仏教聖典 キサーゴ―タミーの話しに学ぶ

仏教聖典の中でも大変有名なお話の一つがキサーゴ―タミーの話です。
裕福な家の若い女性が、あるとき自分の子供亡くしてしまうお話しです。
女性は大切な我が子を亡くして心を病んでしまいます。
自分の子供を何とか生き返らせようと街中の家々を回り、亡くなった子供を見せては助けてくれとすがるのです。
そんな姿を見たお釈迦様の信者さんのひとりがお釈迦様のもとへ行くように勧めます。
早速彼女はお釈迦様のもとへ子供を抱いていきました。
お釈迦様は静かにその様子を見て
「この子を治すにはケシの実が入る。しかし、そのケシの実はまだ一度も死者の出ていない家から貰って来なければならない。
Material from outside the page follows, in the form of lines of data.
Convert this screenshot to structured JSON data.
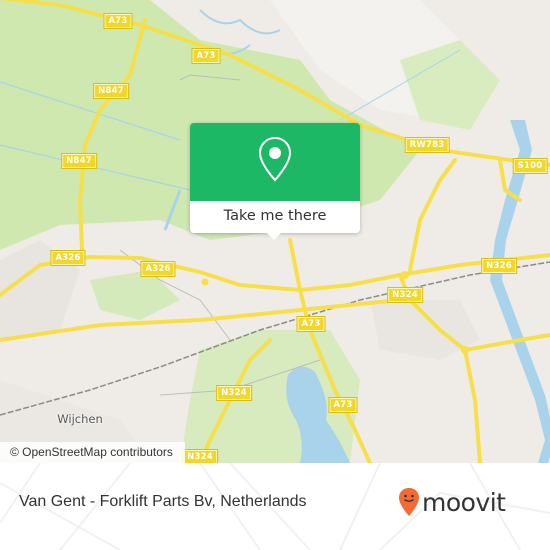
{
  "map": {
    "road_labels": [
      {
        "id": "a73-top",
        "text": "A73"
      },
      {
        "id": "a73-top2",
        "text": "A73"
      },
      {
        "id": "n847-1",
        "text": "N847"
      },
      {
        "id": "n847-2",
        "text": "N847"
      },
      {
        "id": "rw783",
        "text": "RW783"
      },
      {
        "id": "s100",
        "text": "S100"
      },
      {
        "id": "a326-1",
        "text": "A326"
      },
      {
        "id": "a326-2",
        "text": "A326"
      },
      {
        "id": "n326",
        "text": "N326"
      },
      {
        "id": "n324-1",
        "text": "N324"
      },
      {
        "id": "a73-mid",
        "text": "A73"
      },
      {
        "id": "n324-2",
        "text": "N324"
      },
      {
        "id": "a73-low",
        "text": "A73"
      },
      {
        "id": "n324-3",
        "text": "N324"
      }
    ],
    "place_labels": [
      {
        "id": "wijchen",
        "text": "Wijchen"
      }
    ],
    "attribution": "© OpenStreetMap contributors",
    "colors": {
      "land": "#efece8",
      "green": "#cfe8b0",
      "water": "#a9d3ea",
      "road": "#f7df4a",
      "popup_green": "#1db866"
    }
  },
  "popup": {
    "icon": "map-pin-icon",
    "button_label": "Take me there"
  },
  "footer": {
    "place_name": "Van Gent - Forklift Parts Bv, Netherlands",
    "brand": "moovit",
    "brand_color": "#f26b34"
  }
}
」
このようにおっしゃいました。
女性は街に再び出て、芥子の実を求めました。しかし残念ながら芥子の実があるという家はたくさんありますが、死者が出ていない家はどこにもありませんでした。
ついに、芥子の実を手に入れることができないとわかった女性はお釈迦様のもとへ戻って行きました。そこで、女性はお釈迦様の静かな姿を見て、初めてお釈迦様が何を言いたかったのかが分かったのです。
女性は子供の小さな亡骸をお墓に納めお釈迦様のもとへ戻って弟子となったのです。
というお話です。
大切な人の死を受け入れることを説く話です。
「実感する・体験する」ということはとても大切です。
しかし、死を体験すると言うことはなかなかできるものではありません。
先日、臨済宗青年僧の会で主催したオンライン特別講座でジブリの鈴木様と龍雲寺の細川師の対談がありました。

当日の動画は現在YouTubeで見ることができますので、まだご覧になっていないかたはぜひ、動画をご覧ください。
※動画はこちらでご覧いただけます。
この対談の中で私が印象に残っているのは、ジブリの鈴木さんが「葬儀の際の棺桶の釘打ちをやってほしい」と語った場面です。
昔は棺の蓋に金槌でコンコンって釘を打ちつけたので、その音を聴くことによってお葬式に緊張感が出たんです。それで死を実感するってことがありましたね。
~中略~
死を実感すれば、生きることに一生懸命になれる。
このようにおっしゃっていました。
私も、同じ考えです。
葬儀は釘打ちだけでなく、様々なことを行います。
現代では電動のカートなどが使われることもありますが、棺を担いて火葬場へと運ぶ際に手にかかるズッシリとした重さも人が亡くなったことを実感する瞬間です。
昔は薪を積み点火して火葬をしていましたが、現代では火葬場の扉がしまり点火をするのもスイッチを押すだけです。
しかし、その場にいれば扉の閉まる音そしてゴーという炎の音が聞こえてきます。この音も死を実感する音です。
難しい言葉が多いと退屈に感じるかもしれませんが、亡くなった方の徳を称え漢詩を唱える場面もあります。
その漢詩を耳にすることで、亡くなった方の一生を今一度感じることもできます。
葬儀に参列し参加することで、私達は自然と死を実感し受け入れていく心を養っているのです。
仏教聖典に出てくる「裕福な家の若い女性」というのはもちろん例えです。
裕福な家の若い女性が全員「死」を実感することができない人だと言っているのではありません。
「お金持ち」は私達の「知識」を示しているように感じます。
つまり、裕福な家の若い女性というのは「知識」だけは豊富で自分の身体で何かを体験する機会が減っている私達を示しているのです。
「裕福な家の若い女性」は知識としては「死」を知っていたかもしれません。しかしお釈迦様に言われて街中を周り村人の話しを聞くことによって、死をより多く体験することになり、自分の子供も亡くなってしまうことを体感したのです。
そのことにどれだけの時間を要したかは分かりませんが、体験したことで夢から覚めたように気がつくことができたのです。
今を生きている私達が「死」を体験する場面はどんどん減っています。しかし、通夜・葬儀そして法事やお寺や地域に残る習慣の中には多くの「死」体験する行が残されています。
だからこそ、私はこれらの習慣の本質を絶やすことなく大切にしていきたいと考えていますし、少しでも多くの方にこのことを伝えていこうと考えています。